100 Years Ago
In 1912, Job E. Hedges, candidate for the Republican nomination for governor and John A. Stewart, president of the State League of Republican Clubs, drove into Jamestown Friday afternoon in an automobile and made a very short stop. Mr. Hedges said that as a candidate he was out to have the people look him over without overlooking him. He motored from New York City by way of the Southern Tier of counties and would return by the northern route. He left here for Dunkirk and Buffalo.
Everybody's Cyclopedia, which was being distributed by The Journal with its wealth of information on every possible subject, was a veritable gold mine to the ambitious. Its thousands of pages fairly bristled with important facts, figures and statistics on the fine arts, on science, on literature, on history, philosophy and a thousand and one other subjects of equal importance. A few hours a week devoted to research in this five volume reference work would make your friends wonder where you got all your information.
75 Years Ago
In 1937, John P. Haeufle, 41, of Cincinnati, died in Corry Hospital the previous night of gunshot wounds inflicted by a jealous husband who was alleged to have admitted that he "got the wrong man." Archie Bemis, 36, of Corry, was being held for a hearing Sept. 7, after being arraigned and charged with aggravated assault and battery with intent to kill. Haeufle was wounded Saturday night on West Wayne Street in Corry. The man had been in Corry two days in charge of a group of young men who were distributing coupons for a soap company. Bemis told Chief of Police Flannigan he never saw Haeufle before and that he mistook him for another man.

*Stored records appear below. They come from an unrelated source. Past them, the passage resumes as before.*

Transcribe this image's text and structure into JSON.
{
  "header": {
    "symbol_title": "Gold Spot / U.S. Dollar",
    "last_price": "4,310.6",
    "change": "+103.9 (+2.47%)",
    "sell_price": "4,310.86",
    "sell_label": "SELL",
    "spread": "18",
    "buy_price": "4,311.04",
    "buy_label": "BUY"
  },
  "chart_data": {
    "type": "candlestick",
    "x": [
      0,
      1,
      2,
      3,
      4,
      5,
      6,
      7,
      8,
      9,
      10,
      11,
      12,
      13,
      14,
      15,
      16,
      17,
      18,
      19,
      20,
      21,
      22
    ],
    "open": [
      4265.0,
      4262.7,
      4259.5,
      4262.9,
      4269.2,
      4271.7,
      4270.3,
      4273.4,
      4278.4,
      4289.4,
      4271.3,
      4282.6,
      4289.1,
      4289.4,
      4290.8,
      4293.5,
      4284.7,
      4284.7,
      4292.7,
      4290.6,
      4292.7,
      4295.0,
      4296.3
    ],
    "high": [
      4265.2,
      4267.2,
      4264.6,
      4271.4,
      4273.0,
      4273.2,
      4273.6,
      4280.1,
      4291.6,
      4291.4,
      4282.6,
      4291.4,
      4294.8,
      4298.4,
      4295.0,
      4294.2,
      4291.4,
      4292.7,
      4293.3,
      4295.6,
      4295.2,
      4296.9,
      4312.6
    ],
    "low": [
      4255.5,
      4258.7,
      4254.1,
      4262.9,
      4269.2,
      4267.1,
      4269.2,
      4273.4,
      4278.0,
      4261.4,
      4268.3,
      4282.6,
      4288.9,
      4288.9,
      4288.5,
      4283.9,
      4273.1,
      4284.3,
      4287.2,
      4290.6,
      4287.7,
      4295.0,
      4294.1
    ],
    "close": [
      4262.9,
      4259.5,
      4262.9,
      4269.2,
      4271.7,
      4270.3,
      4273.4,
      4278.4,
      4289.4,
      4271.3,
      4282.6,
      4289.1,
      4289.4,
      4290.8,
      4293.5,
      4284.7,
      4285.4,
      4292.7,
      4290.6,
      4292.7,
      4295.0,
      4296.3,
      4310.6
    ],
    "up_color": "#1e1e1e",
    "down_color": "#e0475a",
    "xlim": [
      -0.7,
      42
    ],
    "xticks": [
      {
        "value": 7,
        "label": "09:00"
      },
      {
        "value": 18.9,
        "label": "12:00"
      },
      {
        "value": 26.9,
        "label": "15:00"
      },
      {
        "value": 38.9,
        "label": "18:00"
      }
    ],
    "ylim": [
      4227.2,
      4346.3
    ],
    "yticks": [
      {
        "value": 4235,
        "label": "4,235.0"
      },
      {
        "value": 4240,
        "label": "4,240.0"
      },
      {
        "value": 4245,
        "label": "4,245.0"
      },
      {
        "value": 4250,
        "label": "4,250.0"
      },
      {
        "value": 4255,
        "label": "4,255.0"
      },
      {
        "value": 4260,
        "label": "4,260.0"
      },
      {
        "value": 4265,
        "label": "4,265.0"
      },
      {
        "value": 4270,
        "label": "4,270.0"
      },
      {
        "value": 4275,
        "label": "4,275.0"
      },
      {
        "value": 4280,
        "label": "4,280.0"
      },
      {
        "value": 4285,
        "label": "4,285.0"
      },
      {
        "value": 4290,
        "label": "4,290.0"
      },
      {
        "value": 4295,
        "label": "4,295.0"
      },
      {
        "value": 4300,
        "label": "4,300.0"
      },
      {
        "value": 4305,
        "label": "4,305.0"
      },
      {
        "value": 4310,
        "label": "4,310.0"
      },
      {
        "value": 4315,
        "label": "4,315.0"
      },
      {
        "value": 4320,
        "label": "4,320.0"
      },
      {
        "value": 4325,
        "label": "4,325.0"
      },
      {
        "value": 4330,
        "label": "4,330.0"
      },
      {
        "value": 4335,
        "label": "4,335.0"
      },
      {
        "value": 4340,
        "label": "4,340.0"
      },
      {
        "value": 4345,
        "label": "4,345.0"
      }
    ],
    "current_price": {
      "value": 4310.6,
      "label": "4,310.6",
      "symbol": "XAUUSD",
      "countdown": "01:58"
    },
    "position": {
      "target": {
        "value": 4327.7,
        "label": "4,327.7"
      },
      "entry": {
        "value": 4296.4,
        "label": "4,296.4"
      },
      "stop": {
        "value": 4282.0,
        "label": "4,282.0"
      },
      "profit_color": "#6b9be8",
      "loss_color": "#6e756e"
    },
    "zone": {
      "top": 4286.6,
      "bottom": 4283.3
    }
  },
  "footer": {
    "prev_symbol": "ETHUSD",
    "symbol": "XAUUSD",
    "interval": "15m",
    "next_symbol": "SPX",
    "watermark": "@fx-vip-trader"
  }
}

"Hollywood is a symptom of the arrested development of America's dream of greatness to be attained through hard work," declared Dr. Harry A. Overstreet, popular psychologist, speaking in the Chautauqua Amphitheater on "The American Dream," the second subject in his series on The American Mind in Transition. Dr. Overstreet believed that the majority of popular Hollywood actors and actresses were not real, living people on the screen, but merely types of some phase of human personality developed to a degree far in advance of the character's other traits. "Mary Pickford was successful because of the American public's desire never to grow old," said Dr. Overstreet.
50 Years Ago
In 1962, win or lose, it had been a whale of a season. That seemed to be the general attitude of the man on the street - at least those interested in baseball - as the Jamestown Tigers went thundering into the final day of the NY-P campaign deadlocked with Erie. Jamestown at Auburn and Erie at Batavia games this night might tell the story. If they didn't, the two top clubs would settle their differences in a head-to-head meeting starting in Jamestown the following evening that would not only decide the playoff semifinal winner but also the 1962 league championship.

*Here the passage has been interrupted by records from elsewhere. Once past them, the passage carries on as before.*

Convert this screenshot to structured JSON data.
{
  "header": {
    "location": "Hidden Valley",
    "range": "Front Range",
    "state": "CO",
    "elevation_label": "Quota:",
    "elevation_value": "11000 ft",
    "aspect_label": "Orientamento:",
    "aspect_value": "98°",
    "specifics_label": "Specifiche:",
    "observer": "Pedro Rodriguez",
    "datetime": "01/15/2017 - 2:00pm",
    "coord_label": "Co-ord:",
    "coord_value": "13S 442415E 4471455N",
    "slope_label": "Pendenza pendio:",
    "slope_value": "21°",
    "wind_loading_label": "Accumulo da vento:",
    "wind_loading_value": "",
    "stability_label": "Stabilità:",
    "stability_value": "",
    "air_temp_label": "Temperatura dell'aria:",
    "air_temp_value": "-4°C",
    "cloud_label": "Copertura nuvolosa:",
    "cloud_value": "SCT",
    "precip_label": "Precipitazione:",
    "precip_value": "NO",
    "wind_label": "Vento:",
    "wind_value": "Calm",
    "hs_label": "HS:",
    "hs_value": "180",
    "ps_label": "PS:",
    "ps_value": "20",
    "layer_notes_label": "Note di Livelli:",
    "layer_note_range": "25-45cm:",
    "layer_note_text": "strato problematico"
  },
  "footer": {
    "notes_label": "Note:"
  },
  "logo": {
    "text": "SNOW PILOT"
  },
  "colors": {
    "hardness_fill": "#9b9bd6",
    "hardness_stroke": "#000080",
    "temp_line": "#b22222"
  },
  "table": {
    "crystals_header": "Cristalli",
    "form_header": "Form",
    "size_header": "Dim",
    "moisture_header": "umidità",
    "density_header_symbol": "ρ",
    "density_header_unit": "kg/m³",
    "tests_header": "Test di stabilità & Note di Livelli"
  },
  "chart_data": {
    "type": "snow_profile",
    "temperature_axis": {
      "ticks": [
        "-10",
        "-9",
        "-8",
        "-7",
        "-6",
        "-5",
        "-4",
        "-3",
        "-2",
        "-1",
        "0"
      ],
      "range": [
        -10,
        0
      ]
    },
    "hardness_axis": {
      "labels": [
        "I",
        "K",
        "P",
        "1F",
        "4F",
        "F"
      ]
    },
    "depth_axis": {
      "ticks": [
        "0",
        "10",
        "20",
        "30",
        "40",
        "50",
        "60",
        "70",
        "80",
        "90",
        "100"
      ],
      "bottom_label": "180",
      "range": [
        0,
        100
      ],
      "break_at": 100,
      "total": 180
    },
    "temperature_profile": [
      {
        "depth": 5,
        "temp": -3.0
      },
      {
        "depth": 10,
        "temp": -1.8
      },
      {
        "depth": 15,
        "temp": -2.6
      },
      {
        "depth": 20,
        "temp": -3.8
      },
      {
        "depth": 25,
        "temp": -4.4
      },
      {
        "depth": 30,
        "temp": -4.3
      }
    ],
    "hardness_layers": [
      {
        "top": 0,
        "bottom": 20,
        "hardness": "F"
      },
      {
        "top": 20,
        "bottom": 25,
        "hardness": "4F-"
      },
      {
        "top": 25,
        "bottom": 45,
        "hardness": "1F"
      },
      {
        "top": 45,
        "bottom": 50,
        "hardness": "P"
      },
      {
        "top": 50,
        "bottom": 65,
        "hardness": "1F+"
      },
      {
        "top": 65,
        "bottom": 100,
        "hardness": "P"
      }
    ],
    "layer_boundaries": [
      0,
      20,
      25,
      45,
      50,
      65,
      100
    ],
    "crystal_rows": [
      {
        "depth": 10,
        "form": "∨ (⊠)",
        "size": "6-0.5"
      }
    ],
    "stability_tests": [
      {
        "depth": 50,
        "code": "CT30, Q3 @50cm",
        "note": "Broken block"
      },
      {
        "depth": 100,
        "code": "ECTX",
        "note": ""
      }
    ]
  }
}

One of the most anticipated musical events of the Chautauqua season would come this night with the appearance at the Amphitheater of some of the best known Barber Shop quartets in the country. A capacity audience was expected. Among the visiting singing groups would be the Nighthawks of London, Ont.; the Schmitt Brothers of Two Rivers, Wis. and former national champions, the Semachords of Binghamton.
25 Years Ago
In 1987, American journalist Nicholas Daniloff, whose arrest nearly canceled the Chautauqua Conference on U.S. Soviet Relations the past year, became a participant in the current conference saying the Soviets lacked a free press. Daniloff, who had repeatedly said he was glad the Jurmala trip was held despite his arrest by the Soviet government, spoke at Chautauqua Institution as part of a U.S.-Soviet panel on freedom of the press. He said he believed he was arrested by the Soviets in retaliation for the arrest of a suspected Soviet agent named Sakharov by the U.S.
The 40-foot-by-80-foot hangar built to house Starflight and its accompanying helipad were expected to enhance emergency service in the area provided by the helicopter and its crew. Previously, the helicopter was kept at the Chautauqua County Airport. The hangar also had quarters for the pilot and co-pilot and included office space and accommodations for maintenance of the medi-vac unit. A helipad encircled by lights to help with landings made at night was located next to the hangar. The hangar was on Allen Street next to WCA Hospital's ambulance entrance to the emergency department.